I was thinking about this long and hard, realizing that, like Elijah, and the Hebrews escaping Egypt, I am in the wilderness. That I am often asking these same questions, “Why me?” Despite the fact that God is providing for my family, I often lose focus and feel abandoned and as though the only way out is to pull myself up by the bootstraps, to harden my heart and carry on. I can do a mean Scarlet O’Hara when I want to. Trust me. But it is not for ‘no reason’ it is for the greatest reason, all of them were being prepared for something greater, to know God’s heart, to have more fervent faith, to believe in Him above all else. God is trying to prepare us so that we turn to him, instead of running back to our slave-owners in Egypt and giving up His plan for our lives.
But that is not what God wants. I found this sermon on the above passage, and I absolutely love the author’s explanation of this verse. He explains that God sent Elijah to “Spiritual Boot Camp.” According to this sermon the word Cherith, translates to “Cut-off” or “Cut-down” so the author says that sending Elijah there was a way of cutting him off from all the things that he knew, the places, the people, the things, but ALSO of cutting him down, of reworking him.
You may be a capable woman, whether homemaker or career woman. Then, suddenly, you are snatched from your world of endless activity and effective involvement. God says, in no uncertain terms, “Hide yourself. Get alone. Get out of the limelight. Get away from all those things that satisfy your human pride and ego and go live by the brook.”

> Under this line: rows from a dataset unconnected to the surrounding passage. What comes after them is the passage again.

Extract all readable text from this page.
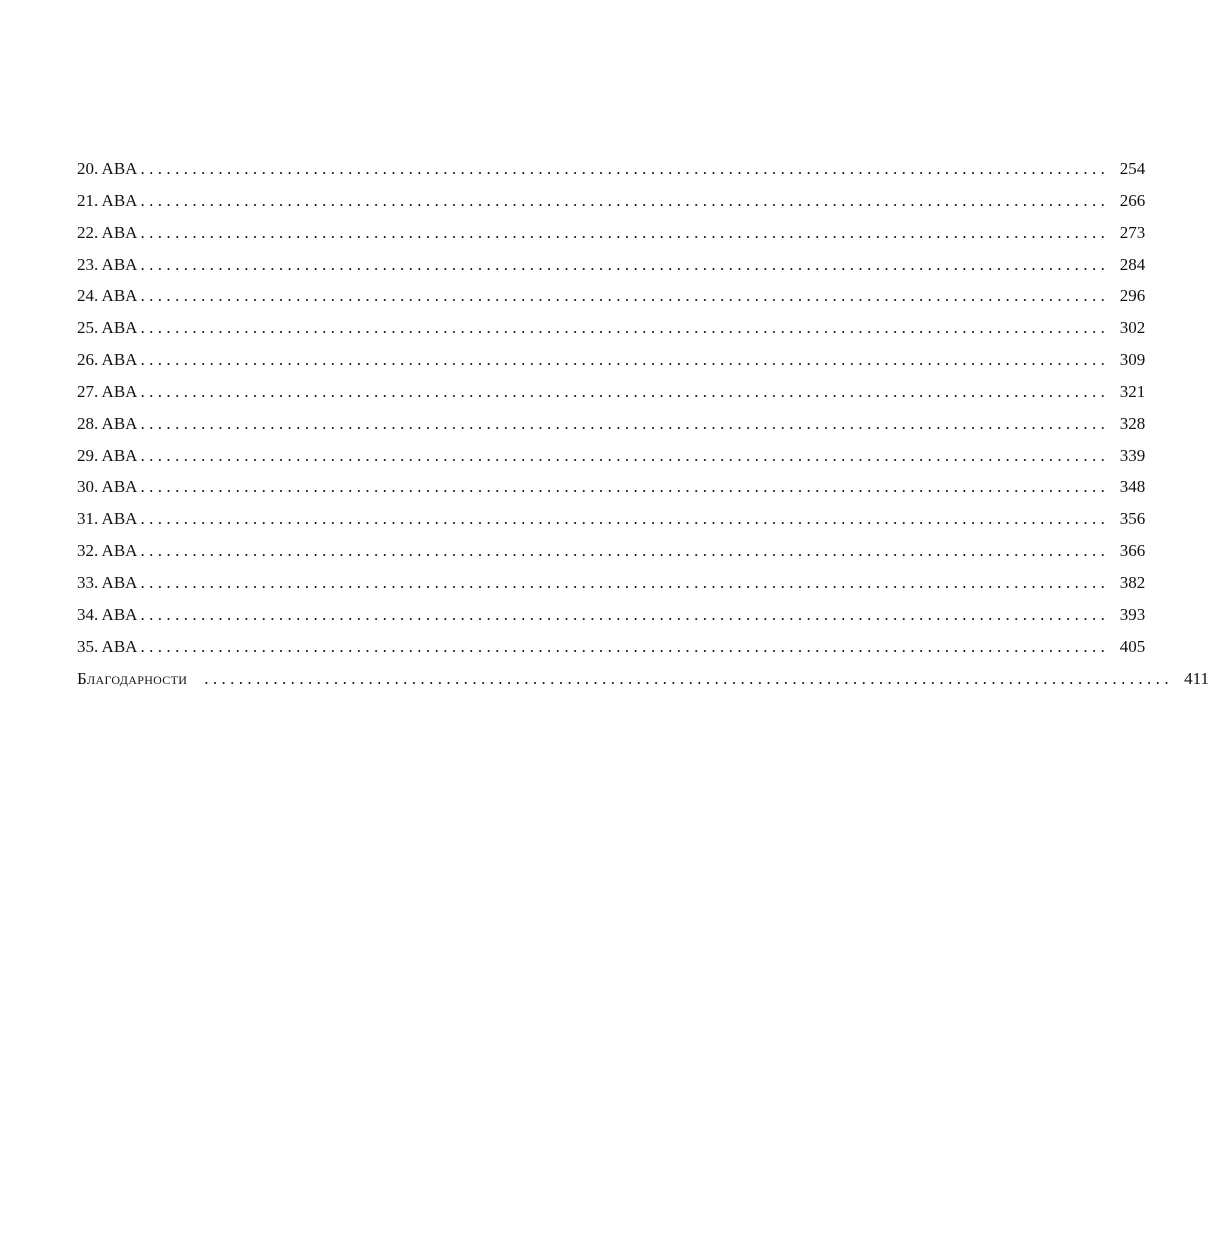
20. ABA ................................................................................................................ 254
21. ABA ................................................................................................................ 266
22. ABA ................................................................................................................ 273
23. ABA ................................................................................................................ 284
24. ABA ................................................................................................................ 296
25. ABA ................................................................................................................ 302
26. ABA ................................................................................................................ 309
27. ABA ................................................................................................................ 321
28. ABA ................................................................................................................ 328
29. ABA ................................................................................................................ 339
30. ABA ................................................................................................................ 348
31. ABA ................................................................................................................ 356
32. ABA ................................................................................................................ 366
33. ABA ................................................................................................................ 382
34. ABA ................................................................................................................ 393
35. ABA ................................................................................................................ 405
Благодарности ................................................................................................................ 411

Sometimes sickness forces such a change. Sometimes we reach the peak of our energy output and begin to burn out, or we are about to do so. Sometimes God simply removes us from one place and reshapes us for another.
The sermon goes on to discuss what happens next: when the brook dies up and the water stops flowing:
Our God is relentless. He never ceases His training regimens. He shaves off our hair; He takes away our comfortable and secure lifestyle; He moves us into cramped and unfamiliar quarters, and He changes our circle of friends — just like Marine boot camp!
In the process, He strips us of all our pride! And then He begins to lay the foundation blocks of heroic courage, and a new kind of pride, if you will — the kind that no longer defends us but defends Him. What a magnificent change that is. And how essential in our journey toward maturity! It’s all part of being cut down to size.
I’m sure I’m in for more challenges, more struggles, and so is everyone else. But it is a beautiful reminder of His plan, and His never-ending love for us.
I’m going to end this with a Robert Frost poem about a brook similar to Cherith which dried up. It is a poem that talks about perspective and love, even in the face of changing seasons.
By June our brook’s run out of song and speed.
Sought for much after that, it will be found
Either to have gone groping underground
(And taken with it all the Hyla breed
That shouted in the mist a month ago,
Like ghost of sleigh bells in a ghost of snow)—
Or flourished and come up in jewelweed,
Weak foliage that is blown upon and bent,
Even against the way its waters went.
Its bed is left a faded paper sheet
Of dead leaves stuck together by the heat—
A brook to none but who remember long.
This as it will be seen is other far
Than with brooks taken otherwhere in song.
We love the things we love for what they are.